Further, the cross-sectional shape of the outer hollow body can be appropriately selected depending on the intended use.

As described above, the heat collector according to the present invention has a double structure that defines a small volume space especially over the area where the mirror surface is formed, which mainly simplifies the vacuuming process and reduces productivity and costs. enable. In addition, by using a getter, etc., it is possible to improve the degree of vacuum in the mirror-exposed space, which improves the protection of the mirror surface. Furthermore, the curvature of the mirror surface can be arbitrarily selected due to the double structure.
Heat collection performance can be improved.

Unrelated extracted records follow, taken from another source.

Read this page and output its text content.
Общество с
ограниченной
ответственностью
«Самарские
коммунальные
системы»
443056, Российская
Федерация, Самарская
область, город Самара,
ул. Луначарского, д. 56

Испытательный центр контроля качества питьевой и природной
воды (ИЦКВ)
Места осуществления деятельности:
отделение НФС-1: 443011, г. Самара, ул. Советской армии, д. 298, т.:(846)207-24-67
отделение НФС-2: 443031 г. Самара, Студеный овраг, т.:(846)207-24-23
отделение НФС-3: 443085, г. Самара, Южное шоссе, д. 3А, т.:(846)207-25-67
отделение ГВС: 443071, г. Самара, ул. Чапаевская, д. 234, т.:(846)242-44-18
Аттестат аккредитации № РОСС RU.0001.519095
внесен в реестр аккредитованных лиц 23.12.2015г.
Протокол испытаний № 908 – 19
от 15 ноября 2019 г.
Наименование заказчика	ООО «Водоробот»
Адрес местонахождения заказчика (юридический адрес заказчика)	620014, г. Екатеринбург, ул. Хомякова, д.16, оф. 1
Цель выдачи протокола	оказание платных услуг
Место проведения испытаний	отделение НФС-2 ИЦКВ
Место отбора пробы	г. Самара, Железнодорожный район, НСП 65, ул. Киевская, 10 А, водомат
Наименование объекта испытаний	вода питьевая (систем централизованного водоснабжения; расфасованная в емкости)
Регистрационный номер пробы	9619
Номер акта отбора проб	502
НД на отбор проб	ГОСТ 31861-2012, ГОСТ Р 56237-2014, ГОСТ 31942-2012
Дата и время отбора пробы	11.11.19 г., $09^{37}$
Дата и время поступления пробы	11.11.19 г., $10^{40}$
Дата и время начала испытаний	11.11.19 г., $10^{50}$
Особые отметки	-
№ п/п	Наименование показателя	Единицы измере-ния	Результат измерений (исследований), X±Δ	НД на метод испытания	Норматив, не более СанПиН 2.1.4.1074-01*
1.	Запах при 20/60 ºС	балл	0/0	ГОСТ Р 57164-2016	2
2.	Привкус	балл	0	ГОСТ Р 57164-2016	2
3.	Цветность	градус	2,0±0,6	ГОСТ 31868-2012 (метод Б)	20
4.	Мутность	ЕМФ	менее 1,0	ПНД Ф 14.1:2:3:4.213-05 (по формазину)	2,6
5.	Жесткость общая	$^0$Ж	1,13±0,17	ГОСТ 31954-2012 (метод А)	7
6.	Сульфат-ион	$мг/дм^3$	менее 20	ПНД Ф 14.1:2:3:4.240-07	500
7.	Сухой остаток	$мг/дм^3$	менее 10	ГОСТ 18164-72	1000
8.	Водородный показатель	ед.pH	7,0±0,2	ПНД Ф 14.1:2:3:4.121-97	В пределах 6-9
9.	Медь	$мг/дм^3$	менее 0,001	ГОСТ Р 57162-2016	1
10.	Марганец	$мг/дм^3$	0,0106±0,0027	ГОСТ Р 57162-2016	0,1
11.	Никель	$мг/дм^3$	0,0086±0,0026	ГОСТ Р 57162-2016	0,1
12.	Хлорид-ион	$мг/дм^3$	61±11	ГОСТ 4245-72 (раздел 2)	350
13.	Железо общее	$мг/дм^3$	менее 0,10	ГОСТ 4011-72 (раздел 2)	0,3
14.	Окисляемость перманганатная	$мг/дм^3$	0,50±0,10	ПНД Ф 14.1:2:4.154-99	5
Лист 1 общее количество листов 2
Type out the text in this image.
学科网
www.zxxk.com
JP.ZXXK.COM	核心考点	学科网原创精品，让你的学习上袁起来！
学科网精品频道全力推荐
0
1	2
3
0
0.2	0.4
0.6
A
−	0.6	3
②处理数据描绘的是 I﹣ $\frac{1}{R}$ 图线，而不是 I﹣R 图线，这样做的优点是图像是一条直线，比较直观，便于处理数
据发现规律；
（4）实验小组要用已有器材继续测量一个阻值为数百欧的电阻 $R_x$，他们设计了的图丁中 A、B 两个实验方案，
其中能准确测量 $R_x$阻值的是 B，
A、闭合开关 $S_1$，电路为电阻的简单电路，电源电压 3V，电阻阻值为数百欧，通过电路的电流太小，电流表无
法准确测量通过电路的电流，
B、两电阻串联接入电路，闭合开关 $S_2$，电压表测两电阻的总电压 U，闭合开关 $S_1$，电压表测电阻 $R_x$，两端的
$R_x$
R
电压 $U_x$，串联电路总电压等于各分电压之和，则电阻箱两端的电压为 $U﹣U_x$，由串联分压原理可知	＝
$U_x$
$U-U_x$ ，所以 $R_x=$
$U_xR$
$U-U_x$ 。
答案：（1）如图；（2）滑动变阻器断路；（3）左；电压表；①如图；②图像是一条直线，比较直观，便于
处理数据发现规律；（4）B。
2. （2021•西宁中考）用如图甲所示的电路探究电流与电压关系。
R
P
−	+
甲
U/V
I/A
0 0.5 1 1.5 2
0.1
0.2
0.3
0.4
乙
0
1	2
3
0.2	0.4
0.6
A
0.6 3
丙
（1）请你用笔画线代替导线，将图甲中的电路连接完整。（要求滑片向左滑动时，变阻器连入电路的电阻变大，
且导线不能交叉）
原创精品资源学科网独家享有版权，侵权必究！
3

You can get a lot of effects such as.

[Brief explanation of the drawing]

FIG. 1 is a sectional view showing a conventional heat collector. FIG. 2 and FIG. 2A are a sectional view and a partial sectional view showing a partial modification of a heat collector according to an embodiment of the present invention. FIG. 3 is a sectional view of another embodiment of the present invention. 10... Outer tube, 11... Inner tube, 12... Partition wall,
13... Small space, 14... Mirror surface, 15... Heat collecting tube.

Claims (1)

[Claims for Utility Model Registration] (1) A heat collecting tube that guides a heat collecting medium is arranged inside a hollow body made of a material that transmits heat, and heat that has entered the hollow body from the outside is directed to the heat collecting tube. In the heat collector in which a mirror surface that reflects light is formed along the inner surface of the hollow body in a range extending approximately half of the outer circumferential direction of the hollow body, the hollow body has a double structure at least in the range forming the mirror surface, A heat collector characterized in that a mirror surface is formed on at least the surface of the inner hollow body facing the gap of the double structure. (2) The hollow body has a double pipe structure consisting of an inner hollow body and an outer hollow body, and a mirror area is defined between the two hollow bodies, and the space between the hollow bodies is evacuated, and the inside of the inner hollow body is A heat collector according to claim (1) of the utility model registration, characterized in that the pressure is set to normal pressure.